Hotter ‘N Hell (Mississippi Smoke #2)
Prologue
Saylor
Was it a sin to hate the dead? Not that I was worried about sins, but I was curious. To think, two months ago, I had not only witnessed someone dying, but it was the boy I loved. The one I had loved for as long as I could remember. It was a horrific nightmare, except I didn’t wake up from it. It was all real. One minute, it had been a normal Friday night, his arm around me, and the next, he had been bleeding from his mouth, struggling to breathe as he lay on the pavement. And all I could do was scream.
The details of every second replayed in my head when I closed my eyes at night. Sleep only came for me now because of the meds my parents had insisted I be put on. Not just for sleep, but also the panic attacks. They were new as well. I hadn’t understood them at first and thought perhaps I was about to die too. The world had slowly faded to black, I passed out, and my body had started breathing again.
Dramatic.
That was what they were all saying about me. I didn’t have to hear it. I could see it in their eyes. The way they saw my reaction as selfish. Seeking attention. Making it all about me. Bane Cash, my dead boyfriend’s older brother, had actually said that to my face. He was a bastard like that.
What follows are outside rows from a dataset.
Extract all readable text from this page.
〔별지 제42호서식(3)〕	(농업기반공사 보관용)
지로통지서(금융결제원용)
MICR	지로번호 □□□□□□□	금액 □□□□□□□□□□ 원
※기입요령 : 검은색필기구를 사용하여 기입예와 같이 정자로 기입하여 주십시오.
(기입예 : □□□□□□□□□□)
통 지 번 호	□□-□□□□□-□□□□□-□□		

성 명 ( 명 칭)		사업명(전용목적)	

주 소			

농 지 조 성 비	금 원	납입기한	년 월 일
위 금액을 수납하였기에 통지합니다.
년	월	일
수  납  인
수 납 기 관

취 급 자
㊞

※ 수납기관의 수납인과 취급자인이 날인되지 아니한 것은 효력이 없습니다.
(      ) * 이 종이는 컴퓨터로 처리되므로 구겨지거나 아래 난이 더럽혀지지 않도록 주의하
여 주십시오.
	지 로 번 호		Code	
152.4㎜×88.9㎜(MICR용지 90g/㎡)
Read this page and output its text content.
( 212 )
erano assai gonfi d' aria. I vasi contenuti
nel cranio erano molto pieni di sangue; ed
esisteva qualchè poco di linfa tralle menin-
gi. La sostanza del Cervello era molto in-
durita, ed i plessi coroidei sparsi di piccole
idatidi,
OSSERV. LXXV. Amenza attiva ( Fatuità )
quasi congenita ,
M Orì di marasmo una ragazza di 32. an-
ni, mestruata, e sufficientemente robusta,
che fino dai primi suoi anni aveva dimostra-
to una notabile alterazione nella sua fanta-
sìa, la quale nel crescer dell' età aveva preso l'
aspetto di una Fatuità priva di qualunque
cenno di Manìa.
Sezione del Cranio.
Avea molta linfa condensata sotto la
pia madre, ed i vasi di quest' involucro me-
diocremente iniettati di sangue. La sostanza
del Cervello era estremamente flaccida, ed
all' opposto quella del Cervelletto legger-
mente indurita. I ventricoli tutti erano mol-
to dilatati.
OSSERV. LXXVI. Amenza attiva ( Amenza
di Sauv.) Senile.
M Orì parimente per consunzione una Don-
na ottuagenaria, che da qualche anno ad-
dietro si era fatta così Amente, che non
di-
Apparently after witnessing the death of the boy you’d loved and then finding out that he had left a baby momma behind, you should be okay with it. Accept it and carry on.
My life had been a lie, and I’d not even known it. But falling apart over that was selfish. I was a bitch because Crosby Cash was dead and he’d been fucking some other girl behind my back without a condom. Now, she was having his baby when I had always thought I’d have Crosby’s babies. That I’d marry him.
Crosby wasn’t here, and yet I hated him so much. I wished he were alive so I could scream at him, hit him over and over again. Demand he tell me why he had done it, tell me when he’d stopped loving me. Because I swore to God, if my mother, my father, or my best friend—Gathe Bowen—told me one more time that Crosby had loved me, I was going to jump out of a fucking window. He had not loved me. Lying to me did not take away the pain of his betrayal.
I was angry. It boiled inside me, ready to explode at all times. The rage that I couldn’t find an outlet for was taking over the person I had once been. I didn’t recognize myself when I looked in the mirror. That girl had died with Crosby. He’d taken any hope of me eventually healing and finding happiness.
My mother wanted to claim it was PTSD, like the doctor had said, but I knew that wasn’t it. She could hold on to her excuse for my behavior if it made her feel better. I would keep my truth to myself. There was nothing left of who I had been. I was a cold, empty shell who had to go through the motions to make everyone around me happy—or at least ease their worries.
I wouldn’t mourn him. Not anymore. It was impossible to mourn someone you hated.